Use ONLY the following context to answer. If the answer isn't in the context, say so.

## Context
${context}

## Question
${userQuery}

## Answer
`;

  return llm.complete(augmentedPrompt);
}

The Hallucination Guard

Include an explicit instruction: “If the answer isn’t in the provided context, say you don’t know.” Without this, LLMs will use their training knowledge to fill gaps — which can produce confident-sounding but incorrect answers.

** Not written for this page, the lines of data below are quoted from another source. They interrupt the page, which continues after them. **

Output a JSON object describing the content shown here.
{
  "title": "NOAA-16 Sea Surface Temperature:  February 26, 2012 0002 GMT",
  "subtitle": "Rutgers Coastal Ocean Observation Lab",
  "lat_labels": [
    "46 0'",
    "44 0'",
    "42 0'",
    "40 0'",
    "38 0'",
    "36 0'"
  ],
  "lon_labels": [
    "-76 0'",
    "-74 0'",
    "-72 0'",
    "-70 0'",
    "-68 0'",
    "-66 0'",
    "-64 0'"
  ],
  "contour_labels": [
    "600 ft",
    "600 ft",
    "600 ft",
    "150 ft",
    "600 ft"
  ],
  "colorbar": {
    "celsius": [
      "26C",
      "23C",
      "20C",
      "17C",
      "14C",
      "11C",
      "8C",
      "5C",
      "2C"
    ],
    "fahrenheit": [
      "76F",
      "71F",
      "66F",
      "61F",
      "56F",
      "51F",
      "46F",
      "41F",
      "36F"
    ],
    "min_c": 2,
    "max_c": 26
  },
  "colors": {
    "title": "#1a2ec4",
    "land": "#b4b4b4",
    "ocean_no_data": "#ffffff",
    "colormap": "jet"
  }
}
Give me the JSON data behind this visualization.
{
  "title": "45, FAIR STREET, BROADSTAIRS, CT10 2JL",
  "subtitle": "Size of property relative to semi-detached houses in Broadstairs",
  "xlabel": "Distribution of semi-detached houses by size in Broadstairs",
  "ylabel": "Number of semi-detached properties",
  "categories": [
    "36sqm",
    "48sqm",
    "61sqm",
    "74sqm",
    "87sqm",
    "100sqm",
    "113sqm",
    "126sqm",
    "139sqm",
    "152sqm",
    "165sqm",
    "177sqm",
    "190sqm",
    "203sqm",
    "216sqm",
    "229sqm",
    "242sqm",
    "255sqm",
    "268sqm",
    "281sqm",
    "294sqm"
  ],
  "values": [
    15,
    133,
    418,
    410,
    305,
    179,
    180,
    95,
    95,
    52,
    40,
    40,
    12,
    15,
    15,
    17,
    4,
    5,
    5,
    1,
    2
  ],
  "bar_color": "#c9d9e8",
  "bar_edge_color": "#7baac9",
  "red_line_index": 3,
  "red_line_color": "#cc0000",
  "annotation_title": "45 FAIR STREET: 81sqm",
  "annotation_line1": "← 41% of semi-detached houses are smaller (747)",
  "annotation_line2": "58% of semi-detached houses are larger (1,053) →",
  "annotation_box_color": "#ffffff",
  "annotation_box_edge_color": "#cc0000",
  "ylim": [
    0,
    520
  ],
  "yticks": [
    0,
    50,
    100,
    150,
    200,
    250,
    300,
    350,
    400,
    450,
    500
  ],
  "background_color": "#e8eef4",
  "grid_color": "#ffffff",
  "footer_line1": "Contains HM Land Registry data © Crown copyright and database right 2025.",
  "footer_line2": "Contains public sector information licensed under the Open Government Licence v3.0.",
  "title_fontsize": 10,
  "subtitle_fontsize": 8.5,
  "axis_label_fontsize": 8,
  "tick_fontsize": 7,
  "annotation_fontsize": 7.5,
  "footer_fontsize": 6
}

RAG’s value is grounding; don’t let the model escape that grounding.

Common RAG Failure Modes

Failure	Symptom	Fix
Poor retrieval	Correct info in DB, but not retrieved	Tune chunk size, try hybrid search, multi-query
Context too large	Model ignores parts of the context	Reduce k, use re-ranking, smaller chunks
Lost in the middle	Middle of context ignored	Put most important chunks first or last
Stale embeddings	Answers outdated after doc update	Re-index on document change, use metadata filtering
Hallucination bypass	Model uses training knowledge despite instruction	Stronger negative instruction, RAG-specific fine-tuning

Evaluating RAG Quality

RAG requires evaluating three distinct qualities:

Metric	Question	How to Measure
Retrieval Recall	Did we retrieve the relevant chunks?	LLM judge: “Is the answer to this question present in these chunks?”
Faithfulness	Does the answer stick to the context?	LLM judge: “Is every claim in the answer supported by the context?”
Answer Relevance	Does the answer address the query?	LLM judge or embedding similarity between query and answer

Tools: RAGAS automates all three metrics with LLM judges.